We hope that you love this recipe as the caramelization adds a depth of flavor that is so good. Enjoy!
Broth
- 3 ½ – 4 cups mushroom or vegetable broth (homemade or store bought)
Risotto
- 2 Tbsp avocado or olive oil
- 3/4 cup thinly sliced shallot
- 1/4 tsp each sea salt and black pepper
- 2 cups sliced shiitake mushrooms, woody stem removed
- 1 Tbsp coconut aminos (or tamari / soy sauce)
- 1 Tbsp chopped fresh thyme (or substitute dried)
- 1 cup arborio rice (works best here – we recommend not subbing other grains)
- 1/4 cup dry white wine (or omit)
- 1/4 cup shredded Parmigiano Reggiano
For Serving
- Fresh chopped parsley
- Parmigiano Reggiano
- Garlic chive oil (see separate recipe)
Method
- In a medium saucepan, heat vegetable broth over medium heat. Once simmering, reduce heat to low to keep warm.
- In the meantime, heat a large pan over medium heat. Once hot, add oil and shallot and season with a pinch of salt and pepper. Sauté for 3-4 minutes – stirring frequently. Then add mushrooms and coconut aminos and continue sautéing until the mushrooms are golden brown and caramelized.

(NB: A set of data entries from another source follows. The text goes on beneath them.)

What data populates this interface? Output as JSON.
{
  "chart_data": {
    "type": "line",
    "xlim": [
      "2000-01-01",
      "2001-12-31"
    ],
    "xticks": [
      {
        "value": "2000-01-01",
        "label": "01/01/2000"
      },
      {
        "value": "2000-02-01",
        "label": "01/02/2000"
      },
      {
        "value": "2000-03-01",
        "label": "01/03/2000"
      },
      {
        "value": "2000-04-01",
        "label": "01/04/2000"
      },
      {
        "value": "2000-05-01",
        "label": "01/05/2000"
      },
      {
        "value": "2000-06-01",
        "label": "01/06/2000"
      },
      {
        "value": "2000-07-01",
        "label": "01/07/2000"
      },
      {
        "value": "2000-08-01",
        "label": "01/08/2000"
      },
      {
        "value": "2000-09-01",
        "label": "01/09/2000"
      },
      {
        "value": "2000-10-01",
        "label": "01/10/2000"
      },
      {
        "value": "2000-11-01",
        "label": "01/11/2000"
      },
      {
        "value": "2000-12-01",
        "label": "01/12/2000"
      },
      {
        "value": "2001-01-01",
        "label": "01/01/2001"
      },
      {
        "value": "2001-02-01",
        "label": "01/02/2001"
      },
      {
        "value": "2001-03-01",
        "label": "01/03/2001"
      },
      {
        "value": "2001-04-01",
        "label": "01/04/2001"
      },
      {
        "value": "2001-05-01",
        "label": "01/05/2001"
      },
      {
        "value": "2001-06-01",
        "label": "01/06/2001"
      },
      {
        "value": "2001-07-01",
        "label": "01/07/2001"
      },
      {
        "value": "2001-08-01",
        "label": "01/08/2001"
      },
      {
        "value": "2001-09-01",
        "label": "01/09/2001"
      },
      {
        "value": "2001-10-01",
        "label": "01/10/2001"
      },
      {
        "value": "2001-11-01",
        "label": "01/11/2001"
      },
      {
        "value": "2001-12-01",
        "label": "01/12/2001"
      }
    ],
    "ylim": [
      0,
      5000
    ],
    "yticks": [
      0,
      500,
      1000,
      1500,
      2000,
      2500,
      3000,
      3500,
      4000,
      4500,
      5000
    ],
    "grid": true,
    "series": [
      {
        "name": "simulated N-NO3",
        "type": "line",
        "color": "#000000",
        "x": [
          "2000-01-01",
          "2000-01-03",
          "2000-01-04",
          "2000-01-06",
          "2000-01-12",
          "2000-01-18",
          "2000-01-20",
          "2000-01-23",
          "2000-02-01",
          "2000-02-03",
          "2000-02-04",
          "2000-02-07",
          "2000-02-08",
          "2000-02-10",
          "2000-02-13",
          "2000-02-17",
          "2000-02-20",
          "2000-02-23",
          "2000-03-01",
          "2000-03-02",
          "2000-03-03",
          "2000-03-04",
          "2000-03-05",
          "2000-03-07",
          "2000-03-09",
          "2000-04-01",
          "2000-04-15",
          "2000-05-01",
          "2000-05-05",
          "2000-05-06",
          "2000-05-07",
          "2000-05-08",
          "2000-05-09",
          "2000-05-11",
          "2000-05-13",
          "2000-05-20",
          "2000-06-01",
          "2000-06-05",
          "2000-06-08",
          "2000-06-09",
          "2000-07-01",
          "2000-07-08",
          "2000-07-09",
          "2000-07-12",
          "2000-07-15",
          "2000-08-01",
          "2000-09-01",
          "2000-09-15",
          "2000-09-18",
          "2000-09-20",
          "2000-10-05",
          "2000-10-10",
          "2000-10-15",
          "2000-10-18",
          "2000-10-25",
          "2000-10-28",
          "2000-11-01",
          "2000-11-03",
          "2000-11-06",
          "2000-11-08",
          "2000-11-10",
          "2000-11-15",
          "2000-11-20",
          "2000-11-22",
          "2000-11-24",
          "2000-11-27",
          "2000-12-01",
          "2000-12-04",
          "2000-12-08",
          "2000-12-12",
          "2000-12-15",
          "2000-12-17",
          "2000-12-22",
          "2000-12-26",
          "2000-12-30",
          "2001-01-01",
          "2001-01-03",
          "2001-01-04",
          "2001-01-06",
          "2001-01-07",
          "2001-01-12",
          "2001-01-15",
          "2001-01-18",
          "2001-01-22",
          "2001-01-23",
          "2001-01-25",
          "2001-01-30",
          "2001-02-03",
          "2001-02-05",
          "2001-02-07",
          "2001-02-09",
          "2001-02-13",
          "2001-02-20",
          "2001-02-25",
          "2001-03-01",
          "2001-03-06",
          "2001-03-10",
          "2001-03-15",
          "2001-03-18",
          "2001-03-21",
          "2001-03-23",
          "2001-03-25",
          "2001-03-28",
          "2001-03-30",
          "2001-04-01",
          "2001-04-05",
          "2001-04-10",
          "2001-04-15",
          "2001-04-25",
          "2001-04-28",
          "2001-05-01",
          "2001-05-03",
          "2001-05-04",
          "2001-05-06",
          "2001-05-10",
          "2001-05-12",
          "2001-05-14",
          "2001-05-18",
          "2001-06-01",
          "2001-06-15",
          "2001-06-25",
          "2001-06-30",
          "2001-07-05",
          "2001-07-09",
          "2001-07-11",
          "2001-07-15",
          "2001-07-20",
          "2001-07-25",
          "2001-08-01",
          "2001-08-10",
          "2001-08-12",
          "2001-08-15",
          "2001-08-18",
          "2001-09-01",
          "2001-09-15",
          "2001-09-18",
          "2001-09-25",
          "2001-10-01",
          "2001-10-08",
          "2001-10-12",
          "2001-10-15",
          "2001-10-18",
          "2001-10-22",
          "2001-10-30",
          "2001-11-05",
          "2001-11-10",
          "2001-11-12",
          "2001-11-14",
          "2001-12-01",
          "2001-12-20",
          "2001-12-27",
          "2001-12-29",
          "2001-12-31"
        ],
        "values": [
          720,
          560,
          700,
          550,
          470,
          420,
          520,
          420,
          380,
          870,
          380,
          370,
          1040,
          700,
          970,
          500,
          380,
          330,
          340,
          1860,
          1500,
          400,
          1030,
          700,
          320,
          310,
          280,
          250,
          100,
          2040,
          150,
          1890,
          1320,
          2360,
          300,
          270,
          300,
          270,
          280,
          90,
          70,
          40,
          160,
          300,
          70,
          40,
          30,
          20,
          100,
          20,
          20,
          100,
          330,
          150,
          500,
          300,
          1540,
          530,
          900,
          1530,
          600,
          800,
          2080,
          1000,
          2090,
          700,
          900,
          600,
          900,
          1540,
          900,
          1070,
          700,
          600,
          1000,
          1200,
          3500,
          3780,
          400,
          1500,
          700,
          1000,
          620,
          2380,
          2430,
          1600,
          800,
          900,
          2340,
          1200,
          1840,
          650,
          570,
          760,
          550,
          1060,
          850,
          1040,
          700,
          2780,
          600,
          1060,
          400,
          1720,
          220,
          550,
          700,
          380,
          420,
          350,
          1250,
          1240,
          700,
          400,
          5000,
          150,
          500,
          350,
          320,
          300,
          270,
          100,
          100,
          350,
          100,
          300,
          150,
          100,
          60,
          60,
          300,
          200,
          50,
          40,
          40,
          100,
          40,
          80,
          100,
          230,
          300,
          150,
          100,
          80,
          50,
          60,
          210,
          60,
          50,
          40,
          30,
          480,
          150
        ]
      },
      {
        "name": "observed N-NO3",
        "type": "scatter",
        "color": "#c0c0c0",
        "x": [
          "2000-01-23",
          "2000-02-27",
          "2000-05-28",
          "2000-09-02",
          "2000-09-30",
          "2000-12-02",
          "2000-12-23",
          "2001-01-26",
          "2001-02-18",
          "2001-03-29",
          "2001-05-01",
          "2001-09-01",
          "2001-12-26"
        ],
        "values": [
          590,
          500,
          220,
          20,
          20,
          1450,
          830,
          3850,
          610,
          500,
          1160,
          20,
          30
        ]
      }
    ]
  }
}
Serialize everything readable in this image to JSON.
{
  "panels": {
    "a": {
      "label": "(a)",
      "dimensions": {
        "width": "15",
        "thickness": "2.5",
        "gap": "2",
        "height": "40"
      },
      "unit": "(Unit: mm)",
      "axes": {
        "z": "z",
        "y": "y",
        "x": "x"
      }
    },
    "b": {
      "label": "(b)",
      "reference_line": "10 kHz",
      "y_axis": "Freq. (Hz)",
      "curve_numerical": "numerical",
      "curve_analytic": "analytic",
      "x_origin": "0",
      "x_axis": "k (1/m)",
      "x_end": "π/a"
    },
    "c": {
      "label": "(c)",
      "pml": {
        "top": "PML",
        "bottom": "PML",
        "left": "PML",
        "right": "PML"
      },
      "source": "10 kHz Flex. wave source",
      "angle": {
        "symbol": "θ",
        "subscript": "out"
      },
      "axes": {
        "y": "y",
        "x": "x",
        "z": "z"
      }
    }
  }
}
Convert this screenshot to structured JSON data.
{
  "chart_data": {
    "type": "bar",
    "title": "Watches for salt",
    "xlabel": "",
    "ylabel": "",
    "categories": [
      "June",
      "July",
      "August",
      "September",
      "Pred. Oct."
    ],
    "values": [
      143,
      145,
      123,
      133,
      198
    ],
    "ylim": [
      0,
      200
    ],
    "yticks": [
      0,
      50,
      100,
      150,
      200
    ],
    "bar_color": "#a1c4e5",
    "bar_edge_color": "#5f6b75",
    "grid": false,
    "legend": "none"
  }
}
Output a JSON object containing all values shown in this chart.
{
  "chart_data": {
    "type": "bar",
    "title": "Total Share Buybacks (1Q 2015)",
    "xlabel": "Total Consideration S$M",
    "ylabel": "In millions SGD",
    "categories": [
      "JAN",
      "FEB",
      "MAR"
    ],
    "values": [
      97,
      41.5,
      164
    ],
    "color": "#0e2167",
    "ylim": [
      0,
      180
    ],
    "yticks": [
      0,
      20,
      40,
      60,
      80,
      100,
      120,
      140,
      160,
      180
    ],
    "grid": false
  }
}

- Optional: remove some of the shiitake mushrooms from the pan and reserve for serving – not necessary, but it makes a nice garnish.
- Add the thyme and arborio rice and cook for 1 minute, stirring occasionally. Then add dry white wine and stir gently. Cook for 2 minutes or until the liquid is mostly absorbed.
- Using a ladle, add warmed vegetable stock 1/3 cup at a time, stirring almost constantly, giving the risotto little breaks to come back to a simmer. The heat should be medium, and there should always be a light simmer (adjust heat as needed). You want the mixture to be cooking consistently but not boiling or it can get gummy and cook too quickly.
- Continue to add vegetable stock 1 ladle at a time, stirring to incorporate, until the rice is ‘al dente’ – cooked through but still has a slight bite. This whole process should take about 15-20 minutes.
- Once the rice is cooked through and al dente, remove from heat and add parmigiano reggiano cheese. Stir to coat. Taste and adjust the flavor as needed, adding salt and pepper to taste or more parmigiano reggiano to enhance the cheesiness. If dry at this point, add a little more warmed broth.
- To serve, divide between serving bowls and top with reserved mushrooms, additional parmigiano reggiano cheese, and a sprinkle of fresh parsley, or a drizzle of garlic chive oil.
- Best when fresh, though leftovers will keep covered in the refrigerator for 4-5 days or in the freezer up to 1 month. Reheat on the stovetop with additional (warmed) vegetable broth until hot.